Nanocode: The best Claude Code that $200 can buy in pure JAX on TPUs

github.com

36 points by desideratum 3 hours ago


wwfn - 29 minutes ago

Tangential (but topical in that "The threat is comfortable drift toward not understanding what you're doing" is also on the front page):

Is the generated python code in the example wrong?

The prompt

> Develop a Python function that removes any falsey values from a list.
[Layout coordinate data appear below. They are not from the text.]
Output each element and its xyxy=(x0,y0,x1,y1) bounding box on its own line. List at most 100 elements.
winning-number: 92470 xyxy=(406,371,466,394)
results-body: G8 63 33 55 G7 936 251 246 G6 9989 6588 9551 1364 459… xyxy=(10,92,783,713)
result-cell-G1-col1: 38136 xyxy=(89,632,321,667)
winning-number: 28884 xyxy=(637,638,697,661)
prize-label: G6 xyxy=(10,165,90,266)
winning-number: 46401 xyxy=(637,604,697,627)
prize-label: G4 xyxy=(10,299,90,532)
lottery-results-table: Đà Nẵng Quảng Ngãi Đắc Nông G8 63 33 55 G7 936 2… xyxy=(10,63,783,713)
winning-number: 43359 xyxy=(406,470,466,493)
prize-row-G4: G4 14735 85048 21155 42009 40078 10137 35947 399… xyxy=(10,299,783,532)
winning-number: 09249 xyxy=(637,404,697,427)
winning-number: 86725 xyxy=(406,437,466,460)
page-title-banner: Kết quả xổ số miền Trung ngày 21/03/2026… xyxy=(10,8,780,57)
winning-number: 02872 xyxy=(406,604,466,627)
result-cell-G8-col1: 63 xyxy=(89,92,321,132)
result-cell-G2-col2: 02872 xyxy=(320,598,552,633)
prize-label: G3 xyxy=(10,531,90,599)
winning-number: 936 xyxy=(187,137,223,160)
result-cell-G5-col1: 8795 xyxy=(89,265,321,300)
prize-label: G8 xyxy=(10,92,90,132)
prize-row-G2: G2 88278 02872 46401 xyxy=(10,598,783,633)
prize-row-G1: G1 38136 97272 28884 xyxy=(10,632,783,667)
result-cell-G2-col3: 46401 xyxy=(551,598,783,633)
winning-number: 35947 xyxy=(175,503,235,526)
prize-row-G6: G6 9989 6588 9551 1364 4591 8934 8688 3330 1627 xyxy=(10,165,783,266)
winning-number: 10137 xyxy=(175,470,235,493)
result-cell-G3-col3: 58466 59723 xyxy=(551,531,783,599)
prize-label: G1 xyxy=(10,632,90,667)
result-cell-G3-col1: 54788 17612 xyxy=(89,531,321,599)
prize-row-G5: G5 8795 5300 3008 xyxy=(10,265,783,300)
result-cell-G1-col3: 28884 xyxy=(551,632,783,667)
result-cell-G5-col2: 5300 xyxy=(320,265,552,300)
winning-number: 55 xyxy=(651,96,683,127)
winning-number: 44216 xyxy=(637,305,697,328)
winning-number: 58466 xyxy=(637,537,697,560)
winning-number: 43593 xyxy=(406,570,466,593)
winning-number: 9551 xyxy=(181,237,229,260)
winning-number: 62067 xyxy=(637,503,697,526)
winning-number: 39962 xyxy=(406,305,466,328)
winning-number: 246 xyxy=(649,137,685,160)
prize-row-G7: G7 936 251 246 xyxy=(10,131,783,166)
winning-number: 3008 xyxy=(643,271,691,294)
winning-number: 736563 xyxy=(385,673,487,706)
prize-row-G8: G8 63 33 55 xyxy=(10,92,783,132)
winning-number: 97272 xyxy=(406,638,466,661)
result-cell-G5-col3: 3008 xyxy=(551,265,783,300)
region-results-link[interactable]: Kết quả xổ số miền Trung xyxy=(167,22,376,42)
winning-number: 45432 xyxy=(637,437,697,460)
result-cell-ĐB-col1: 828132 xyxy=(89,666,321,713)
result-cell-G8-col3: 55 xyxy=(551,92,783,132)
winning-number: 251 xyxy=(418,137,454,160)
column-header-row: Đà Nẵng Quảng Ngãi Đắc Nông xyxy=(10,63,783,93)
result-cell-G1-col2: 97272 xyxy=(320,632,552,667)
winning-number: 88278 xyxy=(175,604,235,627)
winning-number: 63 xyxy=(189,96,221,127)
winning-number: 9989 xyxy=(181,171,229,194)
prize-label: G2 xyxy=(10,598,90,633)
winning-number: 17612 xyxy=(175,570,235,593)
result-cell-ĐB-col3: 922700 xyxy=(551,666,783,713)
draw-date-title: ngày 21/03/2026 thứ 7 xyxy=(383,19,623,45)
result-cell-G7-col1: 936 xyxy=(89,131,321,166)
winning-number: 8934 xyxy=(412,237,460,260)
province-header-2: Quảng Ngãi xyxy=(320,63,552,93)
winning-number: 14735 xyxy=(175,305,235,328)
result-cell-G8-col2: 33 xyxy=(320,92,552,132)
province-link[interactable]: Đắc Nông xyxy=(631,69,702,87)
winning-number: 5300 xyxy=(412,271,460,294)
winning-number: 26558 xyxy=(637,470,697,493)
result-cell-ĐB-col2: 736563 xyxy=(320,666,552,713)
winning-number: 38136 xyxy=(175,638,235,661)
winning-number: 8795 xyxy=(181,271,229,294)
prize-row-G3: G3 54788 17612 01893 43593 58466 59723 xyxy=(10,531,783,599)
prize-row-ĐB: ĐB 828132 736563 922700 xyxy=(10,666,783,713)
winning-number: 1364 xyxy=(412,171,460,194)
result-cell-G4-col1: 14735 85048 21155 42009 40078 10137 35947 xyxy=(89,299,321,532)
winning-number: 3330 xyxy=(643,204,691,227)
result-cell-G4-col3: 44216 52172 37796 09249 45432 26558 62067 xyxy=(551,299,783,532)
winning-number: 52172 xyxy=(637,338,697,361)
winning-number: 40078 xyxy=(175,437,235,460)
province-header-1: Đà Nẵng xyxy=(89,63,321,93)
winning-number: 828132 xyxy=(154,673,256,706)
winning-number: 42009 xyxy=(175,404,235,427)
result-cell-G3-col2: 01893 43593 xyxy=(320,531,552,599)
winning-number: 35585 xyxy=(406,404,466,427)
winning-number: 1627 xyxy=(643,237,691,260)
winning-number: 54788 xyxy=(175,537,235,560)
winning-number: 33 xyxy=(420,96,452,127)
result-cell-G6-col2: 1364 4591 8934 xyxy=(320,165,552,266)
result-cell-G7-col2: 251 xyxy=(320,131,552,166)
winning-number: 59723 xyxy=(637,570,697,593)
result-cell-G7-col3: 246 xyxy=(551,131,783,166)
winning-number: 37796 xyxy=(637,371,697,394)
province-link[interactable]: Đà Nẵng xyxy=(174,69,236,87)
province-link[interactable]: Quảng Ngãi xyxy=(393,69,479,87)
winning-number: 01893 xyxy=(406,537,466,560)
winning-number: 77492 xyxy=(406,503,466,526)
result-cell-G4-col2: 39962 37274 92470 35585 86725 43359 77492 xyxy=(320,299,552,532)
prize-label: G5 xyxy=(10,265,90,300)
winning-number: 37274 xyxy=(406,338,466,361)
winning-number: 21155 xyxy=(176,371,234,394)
Return the modified list without creating a new one.

Is answered with list comprehension, which makes a new list and leaves the original unmodified (never mind that the *args input necessarily can't be a modifiable list?)

   def remove_falsey_values(*args): return [val for val in args if val]
Whereas I'd expect something like

    def remove_falsey_values(l):
          for i in reversed(range(len(l))):
               if not l[i]: l.pop(i)
          # returned list is linked to input l 
          return l

    a = [1, 0, False, 'foo']
    x = remove_falsey_values(a)
    x[0] = 2
    print(a) # [2,'foo']
jaboostin - an hour ago

As someone with zero ML experience, this was a super interesting and digestible read!

bdbdbdb - an hour ago

Dumb question - and I'm not trying diminish the achievement here, I just genuinely don't understand:

Why would people want to spend $200 to train a coding model when there are free coding models?